英語ことはじめ

ペラペラ

日本では英語ができることをよく「ペラペラ」という表現で形容します。これに形容される言葉は通常「話す」です。「ペラペラ書く」という表現は明らかに不自然です。この「ペラペラ」という表現に、日本人のゆがんだ英語認識が如実に表れています。

日本人の英語力は、文法偏重の学校英語教育のため極めてバランスが悪くなっています。授業では文法と翻訳読解ばかりするので、高校卒業時には文章はそこそこ読めますし、不自然な英語ではありますが、英作文も可能です。

その一方で「聞く」ことと「話す」ことはほとんどしないので、ほぼ一様に話すことができません。

そこで英会話ができることに対して憧れを抱くようになります。ここから、日本人の意識の中では、「話せる」=「使える」という図式が成立するようになります。このため英語が「使える」人は「ペラペラ」と表現されるようになります。

この発想から、多くの人が英語の習得について致命的な誤解をしてしまいます。それは「話せる」ことが「英語ができる」ことだというものです。

「使える(できる)、使えない(できない)」は話す以外にもある

英語が「話せる」ということは、「英語ができる」ことの一部でしかありません。

まず「話す」以外の「聞く・読む・書く」にも、それぞれ「使える(できる)・使えない(できない)」があります。話せる人が読み書きもできるとは限りません。

また、この「使える(できる)、使えない(できない)」の基準が適用できる分野は、「聞く・話す・読む・書く」の4分野に止まりません。

「通訳」「翻訳」「ディベート」「プレゼンテーション」等々、多岐の分野にわたって「使える(できる)・使えない(できない)」の基準が適用されます。

例えば、電気機器分野の通訳ができたとしても、医療分野の通訳ができるとは限りません。
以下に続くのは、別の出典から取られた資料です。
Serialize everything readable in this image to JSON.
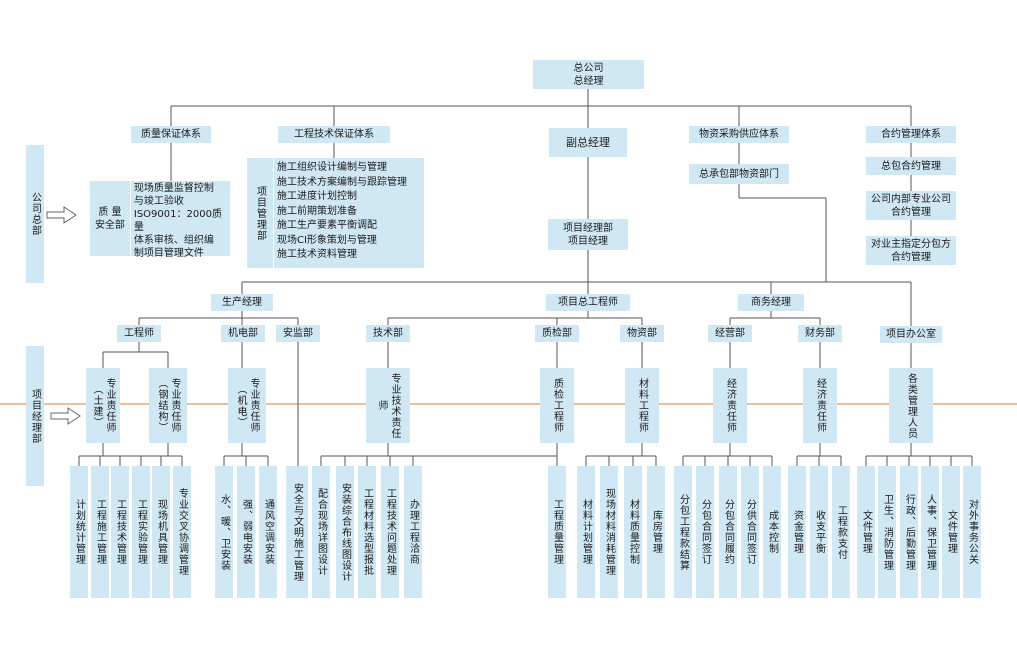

もちろん、これらの全てをできるようにする必要は毛頭ありません。この中から自分に必要になるもののみ選択して身につければよいのです。

会話するのに必要となるもの

では、話せるようになりたいから、会話スクール等に通って話す練習だけすればよいのかというと、残念ながら必ずしもそうとは限りません。

「話す」ことができるようになるには、まず「聞ける」ようになることが大前提になります。たとえ話せるようになっても、相手からの返答がわからなければ会話は成り立たないからです。

独り言ならいいのですが、会話はあくまでも会話相手とのキャッチボールです。簡単な表現すら聞き取れない話し相手から、何度も「ゆっくり話してくれ」とか「もう一回言ってくれ」と言われ続けたら、誰でも話す気など失ってしまいます。

では、この「話す」と「聞く」力を身につけるには、何が必要になってくるでしょうか?

まず英語を「発音」できる力が必要になります。自分が発音できない音は聞き取れません。聞き取れなければ会話が成り立ちません。

次に必要になるのは語彙力です。たとえ発音が聞き取れるようになっても、それが何を意味しているかわからなければ理解ができません。また、自分の伝えたいことを表す単語を知らなければ、話すことができません。

加えて、聞いたことを正確に理解し、相手に自分の言いたいことを正確に伝えるためには文法力が必要になります。

道を尋ねるぐらいでしたら文法力がなくても問題ありませんが、まともな会話をしたいのなら文法力は必須です。

さらに、より優れた、場にふさわしい表現をするには、修辞法を身につける必要があります。

また、これら語彙力や文法力を身につけるには、話す訓練や聞く訓練だけでは不十分です。語彙力や文法力を高めるには、「読み」「書き」を交えたほうがより効果的になります。

また、会話に参加するには、話題になっている内容に関する知識が必要になります。

例えば、南北格差について語り合っている会話へ参加したい場合、南北格差についての知識が必須となります。話題となっていることに関する知識がないと、どれだけ語学力があっても発言はできなくなります。

このように、ただ単に「話せるようになりたい」だけであっても、さまざまな方面の能力を高める必要があります。

これをしないと、いくらスクールに通ったり、語学留学してみたりしたところで、たいした会話力は身につきません。